As for her brother, she would be disheartened to see him in the next life. Indeed, she wishes that he continue to burn in the fires of hell for his atrocities. She has been free from his grasp for many years, but never free from his memory. She is certain she will never escape the ghost that is Commodus, but she will take some comfort knowing she will never face him again.

She is alone now. Perhaps she will be so forever. The sun continues to set and rise, shedding its light across the empire, but so little changes in her life. The days are long and there is no where she can flee.

The desire to surrender to death has never been stronger. When life grows stale, there is always the next path to follow.

Even as she thinks it, she grows cold. She has tried before; she has raised the knife, the cup, the rope, but she has never done the deed.
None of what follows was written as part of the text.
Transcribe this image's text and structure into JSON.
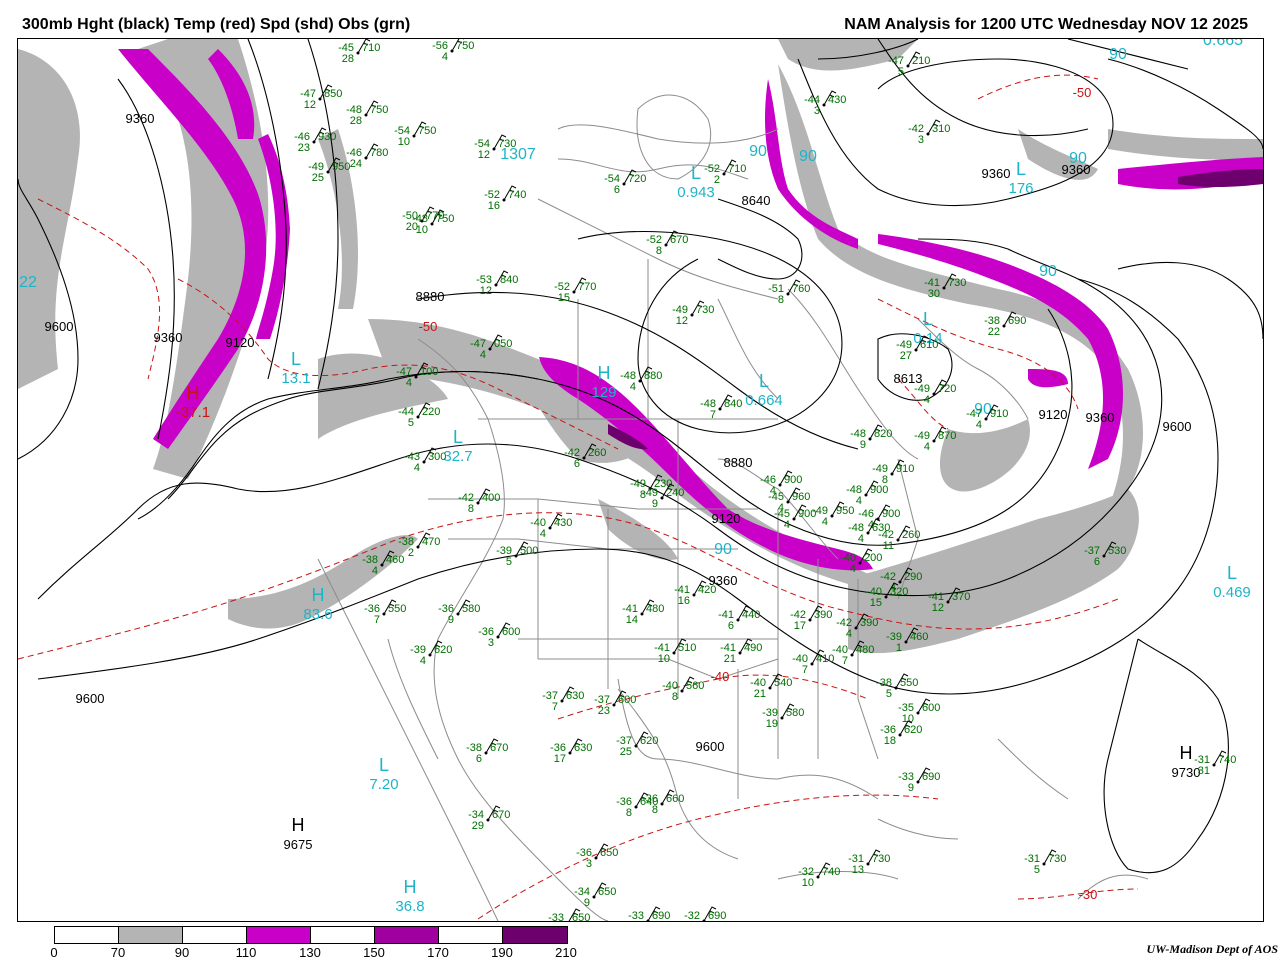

Her will crumbles before the final moment and she cannot follow through with her action, no matter how strong her wish. It is a sign the gods have not finished with her; she longs to know what else they have in store, but they never answer.

They are silent, as always. Greater beings who refuse her desperate pleas. Perhaps even they have abandoned her, as all others have, to the silence and the dark.

She watches the sun now, a constant companion who has looked over her since birth. How many more times will she watch him rise and set? She feels her days are numbered.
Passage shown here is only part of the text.